Hydronephrosis
WarningAlso called: dilated renal pelvis, kidney backup, kidney swelling, pelvicalyceal dilatation, swollen kidney, urinary tract obstruction, urine backup in the kidney
What it means
Each kidney has a funnel-shaped collecting system that gathers urine and sends it down a thin tube called the ureter to the bladder. When something blocks or slows that flow, urine backs up and the collecting system stretches. On a CT or MRI, the radiologist sees that stretched, fluid-filled space and calls it a swollen or distended kidney. The kidney itself looks puffier than normal.
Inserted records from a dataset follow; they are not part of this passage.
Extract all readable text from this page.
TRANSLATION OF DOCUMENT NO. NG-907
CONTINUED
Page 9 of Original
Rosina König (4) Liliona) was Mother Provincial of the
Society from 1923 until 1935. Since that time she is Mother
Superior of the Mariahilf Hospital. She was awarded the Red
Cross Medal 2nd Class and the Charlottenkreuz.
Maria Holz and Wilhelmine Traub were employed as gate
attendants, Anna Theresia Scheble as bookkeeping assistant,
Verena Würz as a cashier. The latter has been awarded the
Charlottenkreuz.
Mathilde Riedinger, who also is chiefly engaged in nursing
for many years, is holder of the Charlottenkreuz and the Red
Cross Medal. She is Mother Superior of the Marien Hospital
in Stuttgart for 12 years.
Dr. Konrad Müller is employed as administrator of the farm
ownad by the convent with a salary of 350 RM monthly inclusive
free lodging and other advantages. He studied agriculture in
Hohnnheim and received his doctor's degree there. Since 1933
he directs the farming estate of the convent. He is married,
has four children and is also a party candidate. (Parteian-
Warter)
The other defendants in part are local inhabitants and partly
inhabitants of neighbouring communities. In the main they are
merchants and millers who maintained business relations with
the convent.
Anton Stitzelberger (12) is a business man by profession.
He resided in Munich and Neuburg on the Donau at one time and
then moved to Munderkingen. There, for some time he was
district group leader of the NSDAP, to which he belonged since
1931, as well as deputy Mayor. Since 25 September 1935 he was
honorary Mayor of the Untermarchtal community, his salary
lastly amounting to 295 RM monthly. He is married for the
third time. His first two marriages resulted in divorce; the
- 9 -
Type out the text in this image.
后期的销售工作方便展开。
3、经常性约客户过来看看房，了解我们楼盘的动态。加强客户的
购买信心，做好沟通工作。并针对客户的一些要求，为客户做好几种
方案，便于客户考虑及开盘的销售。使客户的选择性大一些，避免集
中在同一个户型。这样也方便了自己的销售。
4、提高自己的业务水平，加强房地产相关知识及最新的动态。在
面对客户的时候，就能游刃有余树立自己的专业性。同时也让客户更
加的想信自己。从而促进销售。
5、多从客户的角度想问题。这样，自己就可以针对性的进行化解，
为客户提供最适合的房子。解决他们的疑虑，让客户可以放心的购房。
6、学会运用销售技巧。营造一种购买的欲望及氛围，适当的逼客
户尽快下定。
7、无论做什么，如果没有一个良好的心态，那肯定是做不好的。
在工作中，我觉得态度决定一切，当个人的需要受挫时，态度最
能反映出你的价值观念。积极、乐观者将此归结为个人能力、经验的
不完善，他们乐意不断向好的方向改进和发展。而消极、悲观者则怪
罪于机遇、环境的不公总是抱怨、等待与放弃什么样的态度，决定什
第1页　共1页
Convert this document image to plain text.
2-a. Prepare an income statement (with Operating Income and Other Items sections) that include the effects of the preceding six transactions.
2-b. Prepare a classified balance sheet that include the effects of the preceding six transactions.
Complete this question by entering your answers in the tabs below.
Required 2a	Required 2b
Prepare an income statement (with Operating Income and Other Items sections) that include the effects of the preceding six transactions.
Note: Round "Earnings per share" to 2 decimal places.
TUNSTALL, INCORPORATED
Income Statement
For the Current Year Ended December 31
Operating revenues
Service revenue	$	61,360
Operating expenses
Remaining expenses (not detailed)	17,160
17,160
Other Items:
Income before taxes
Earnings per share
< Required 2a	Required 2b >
Why it appears on a CT or MRI report
Reports usually specify which side (left, right, or both), how severe the swelling looks (mild, moderate, or severe), and whether the radiologist can see a cause further down the urinary tract. A stone, a narrowing of the ureter, a mass, or an enlarged prostate may all show up on the same scan. Some reports add the term hydroureter when the ureter itself is dilated alongside the kidney.
What it usually means
Mild swelling can be temporary and harmless — a full bladder during the scan, pregnancy, or recent fluid intake can all cause it. Moderate or severe swelling usually points to a real obstruction. The most common culprits are kidney stones lodged in the ureter, a narrowing from previous surgery or inflammation, an enlarged prostate in older men blocking outflow, or, less commonly, a tumour pressing on the urinary tract. The kidney is patient, but only up to a point: if the blockage stays in place for weeks or months, the pressure can gradually damage the kidney tissue and reduce how well it filters. That's why radiologists flag this finding even when it's painless.
When to follow up
Talk to your doctor about the report, especially if it describes moderate or severe swelling, both kidneys, or names a likely cause. Severe one-sided flank pain, fever with shaking chills, blood in the urine, vomiting, or trouble passing urine at all are red-flag symptoms that pair with this finding and deserve same-day medical attention. Your clinician will weigh the cause, any pain, and your kidney function tests before deciding whether to drain, treat the underlying blockage, or simply re-scan in a few weeks.
A plain-language way to picture it
Imagine a kitchen sink with a slow drain. The tap is still running upstairs, but the water can't leave fast enough, so the basin slowly fills and the sides start to bulge. The kidney is the basin, urine is the water, and the ureter is the drainpipe. A small clog causes a little backup; a full blockage fills the basin to the brim and starts straining the plumbing further upstream.